2.6.06

criança

b

resististe muito ao parto. porque haverias de deixar as entranhas seguras da tua mãe? foi uma traição arrancarem-te assim e largarem-te neste mundo frio e intolerante. vinhas com os olhos muito abertos. os teus olhos.... os teus olhos, de um cinzento inquiridor, pareciam querer absorver o mundo todo nesse segundo. ao ano de idade ainda não andavas. parecia pesar já sobre as pernitas gordas o peso da diferença. o peso do dom.

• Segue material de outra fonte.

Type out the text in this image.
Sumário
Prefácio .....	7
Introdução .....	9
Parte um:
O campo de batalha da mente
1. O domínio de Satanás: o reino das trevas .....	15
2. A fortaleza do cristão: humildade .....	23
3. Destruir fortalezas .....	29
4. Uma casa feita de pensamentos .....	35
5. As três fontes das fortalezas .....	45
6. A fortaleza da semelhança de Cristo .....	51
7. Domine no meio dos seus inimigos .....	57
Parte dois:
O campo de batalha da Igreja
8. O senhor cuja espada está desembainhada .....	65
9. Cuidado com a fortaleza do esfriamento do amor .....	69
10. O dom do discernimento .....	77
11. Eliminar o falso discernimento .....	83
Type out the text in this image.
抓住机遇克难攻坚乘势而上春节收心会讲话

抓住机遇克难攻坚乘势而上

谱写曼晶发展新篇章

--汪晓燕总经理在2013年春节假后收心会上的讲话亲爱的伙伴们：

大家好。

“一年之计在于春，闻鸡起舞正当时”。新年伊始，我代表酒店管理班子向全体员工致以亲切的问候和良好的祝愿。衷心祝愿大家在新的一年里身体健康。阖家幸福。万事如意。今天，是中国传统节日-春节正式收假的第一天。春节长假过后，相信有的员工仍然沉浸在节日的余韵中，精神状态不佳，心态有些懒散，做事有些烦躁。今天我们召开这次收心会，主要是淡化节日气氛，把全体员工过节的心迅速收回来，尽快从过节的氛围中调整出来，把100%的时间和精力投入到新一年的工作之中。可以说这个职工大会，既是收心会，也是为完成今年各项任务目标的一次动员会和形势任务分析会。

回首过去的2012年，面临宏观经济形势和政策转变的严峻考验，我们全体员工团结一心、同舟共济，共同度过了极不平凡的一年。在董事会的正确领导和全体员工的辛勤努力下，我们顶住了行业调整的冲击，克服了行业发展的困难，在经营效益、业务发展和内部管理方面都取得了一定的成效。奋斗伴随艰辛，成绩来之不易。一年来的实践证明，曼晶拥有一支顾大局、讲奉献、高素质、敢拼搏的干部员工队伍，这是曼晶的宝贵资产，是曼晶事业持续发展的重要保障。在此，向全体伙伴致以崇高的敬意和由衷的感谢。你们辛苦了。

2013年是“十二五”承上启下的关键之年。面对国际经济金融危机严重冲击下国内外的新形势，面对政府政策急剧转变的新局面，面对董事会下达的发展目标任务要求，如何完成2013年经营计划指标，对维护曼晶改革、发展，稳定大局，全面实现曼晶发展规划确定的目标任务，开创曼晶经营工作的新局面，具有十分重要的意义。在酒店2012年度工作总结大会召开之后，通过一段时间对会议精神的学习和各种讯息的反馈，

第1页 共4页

não seguias as outras crianças em busca de grilos ou salamandras. não comias com elas os pães com manteiga e açúcar da ti belmira. preferias subir à figueira do quintal da courela e ficar a ouvir as rãs e os passarinhos esfaimados no ninho, seguir os círculos dos peneireiros por cima da tua cabeça. gostavas de correr pelos campos de trevo, passar a última casa da aldeia e o riacho dos moinhos e entrar no teu domínio. lá, onde ninguém te arrepiava os pelos dos braços nem fazia olhar o chão. imagino que vagueasses por aí ou talvez tivesses um sítio preferido. quem sabe não terias a tua colecção de tesouros preciosos...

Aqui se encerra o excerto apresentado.